Because she shouldn’t have had to fight at all.
Not against Evelyn.
Not against anyone.
And not alone.
Across the table, Arden exhaled, quiet but weighted.
Her fingers tapped the rim of her cup in an uneven rhythm he recognized, restless and guarded.
Carrying Evelyn’s poison.
The weight of never being enough.
The ghost of a world that never invited her in.
It made him want to set something on fire.
She glanced up, catching him mid-thought. Her expression softened enough to see through.
“You’re quiet.”
He didn’t answer.
Just looked at her.
At the sharp blue of her eyes.
The stubborn tilt of her jaw.
The tension in her shoulders she didn’t know she carried.
Maybe that’s what cracked something open in him.
His voice, when it came, was low. Certain.
A promise wrapped in iron.
“You don’t have to fight them alone.”
A flicker passed across her face—surprise? Doubt?
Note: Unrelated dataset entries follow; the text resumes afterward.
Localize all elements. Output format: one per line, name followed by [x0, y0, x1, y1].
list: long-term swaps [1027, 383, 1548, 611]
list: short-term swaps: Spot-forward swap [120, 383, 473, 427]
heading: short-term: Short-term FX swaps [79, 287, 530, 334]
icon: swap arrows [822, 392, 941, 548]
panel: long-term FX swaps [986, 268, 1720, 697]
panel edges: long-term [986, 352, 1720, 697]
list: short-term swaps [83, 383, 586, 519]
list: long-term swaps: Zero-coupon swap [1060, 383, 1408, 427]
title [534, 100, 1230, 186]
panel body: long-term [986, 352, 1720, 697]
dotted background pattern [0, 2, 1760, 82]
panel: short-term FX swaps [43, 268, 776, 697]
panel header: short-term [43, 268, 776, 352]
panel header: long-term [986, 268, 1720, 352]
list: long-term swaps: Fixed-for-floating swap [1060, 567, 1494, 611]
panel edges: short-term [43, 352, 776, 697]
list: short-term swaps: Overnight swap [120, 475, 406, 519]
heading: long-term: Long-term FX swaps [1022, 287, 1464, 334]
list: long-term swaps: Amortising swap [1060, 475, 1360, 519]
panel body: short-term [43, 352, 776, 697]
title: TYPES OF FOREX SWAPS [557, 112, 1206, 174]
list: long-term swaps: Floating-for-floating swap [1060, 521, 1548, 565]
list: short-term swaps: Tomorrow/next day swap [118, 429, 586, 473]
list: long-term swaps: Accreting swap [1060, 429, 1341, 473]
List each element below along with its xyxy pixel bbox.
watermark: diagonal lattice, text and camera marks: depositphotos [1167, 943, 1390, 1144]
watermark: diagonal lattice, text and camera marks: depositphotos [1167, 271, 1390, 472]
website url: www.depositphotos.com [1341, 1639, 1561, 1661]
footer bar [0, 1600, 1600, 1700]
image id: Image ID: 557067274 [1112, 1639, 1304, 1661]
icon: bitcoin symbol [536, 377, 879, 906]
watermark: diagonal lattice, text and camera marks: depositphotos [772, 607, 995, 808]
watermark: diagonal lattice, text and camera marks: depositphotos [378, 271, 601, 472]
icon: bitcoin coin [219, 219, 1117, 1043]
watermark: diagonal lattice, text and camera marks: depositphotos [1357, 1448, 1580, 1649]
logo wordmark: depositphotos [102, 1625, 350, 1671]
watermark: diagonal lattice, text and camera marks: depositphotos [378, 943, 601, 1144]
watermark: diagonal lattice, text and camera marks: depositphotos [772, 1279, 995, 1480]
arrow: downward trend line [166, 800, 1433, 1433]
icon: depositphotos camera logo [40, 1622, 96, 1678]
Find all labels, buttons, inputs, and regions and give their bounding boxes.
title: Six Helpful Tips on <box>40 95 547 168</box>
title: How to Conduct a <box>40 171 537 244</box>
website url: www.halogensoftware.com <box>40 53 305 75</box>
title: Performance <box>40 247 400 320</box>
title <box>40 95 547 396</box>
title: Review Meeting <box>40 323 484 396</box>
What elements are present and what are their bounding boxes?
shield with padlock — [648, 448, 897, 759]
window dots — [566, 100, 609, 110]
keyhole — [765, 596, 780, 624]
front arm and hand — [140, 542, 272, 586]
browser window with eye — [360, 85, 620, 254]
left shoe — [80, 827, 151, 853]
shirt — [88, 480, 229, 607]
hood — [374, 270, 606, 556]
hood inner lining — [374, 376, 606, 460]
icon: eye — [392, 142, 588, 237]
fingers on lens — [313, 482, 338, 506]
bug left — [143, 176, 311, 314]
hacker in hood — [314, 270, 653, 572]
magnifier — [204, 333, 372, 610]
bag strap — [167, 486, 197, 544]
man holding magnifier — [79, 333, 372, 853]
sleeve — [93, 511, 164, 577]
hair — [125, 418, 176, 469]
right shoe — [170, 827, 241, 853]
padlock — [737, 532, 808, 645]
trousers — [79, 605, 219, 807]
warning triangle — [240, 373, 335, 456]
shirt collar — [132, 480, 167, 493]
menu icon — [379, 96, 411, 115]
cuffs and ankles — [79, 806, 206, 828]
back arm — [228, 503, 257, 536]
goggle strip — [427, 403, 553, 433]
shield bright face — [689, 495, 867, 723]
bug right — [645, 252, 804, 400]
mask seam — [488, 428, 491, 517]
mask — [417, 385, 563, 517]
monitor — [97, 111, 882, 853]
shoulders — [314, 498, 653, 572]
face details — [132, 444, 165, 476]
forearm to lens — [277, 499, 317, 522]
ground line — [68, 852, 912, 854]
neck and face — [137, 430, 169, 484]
Gone before he could name it.
Her hand curled tighter around the mug. “I know.”
But she didn’t.
Not really.
He could hear it in the way the words landed, too brittle to be belief. Too careful to be truth.
Gideon didn’t push.
Not yet.
Instead, he reached across the table, his fingers brushing the back of hers.
She didn’t pull away.
His thumb traced a slow arc across her knuckles. He felt her breath catch.
For only a second.
But it was enough.
“Evelyn’s never going to accept this,” she said, her voice low.
Still, she didn’t move her hand. Didn’t pull back.
He kept his hold light but sure. “I don’t need her to. But you…”
He paused.
“You do.”
That made her look at him.
Sharp. Direct. Wary.
And God help him, he wanted to kiss her so badly it hurt.
But this wasn’t about taking.
It was about proving.
That Evelyn didn’t get to define her.
That no one did.
Not in his world. Not anymore.
His fingers tightened around hers slightly before letting go, before he did something she wasn’t ready for.
Her throat moved as she swallowed. He could see the war happening behind her eyes.
But then—
She turned her hand over, palm up, fingers open.
And she laced them through his.
Gideon Blackwell, a man who built empires on control, nearly came undone.
She didn’t say a word, but exhaled audibly—a soft, fragile sound.
But he felt it.
The walls. Cracking.
Her fingers tightened around his, a whisper of pressure.
Then she let go.
Not rejection.
Just space.
Just breath.
Just a promise.
He ran a hand through his hair, exhaling slowly, heartbeat a steady riot.
“Okay,” she said, quiet but steady. “Let’s go.”
He didn’t ask where.
He didn’t need to.
Because wherever she was, that’s where he’d be.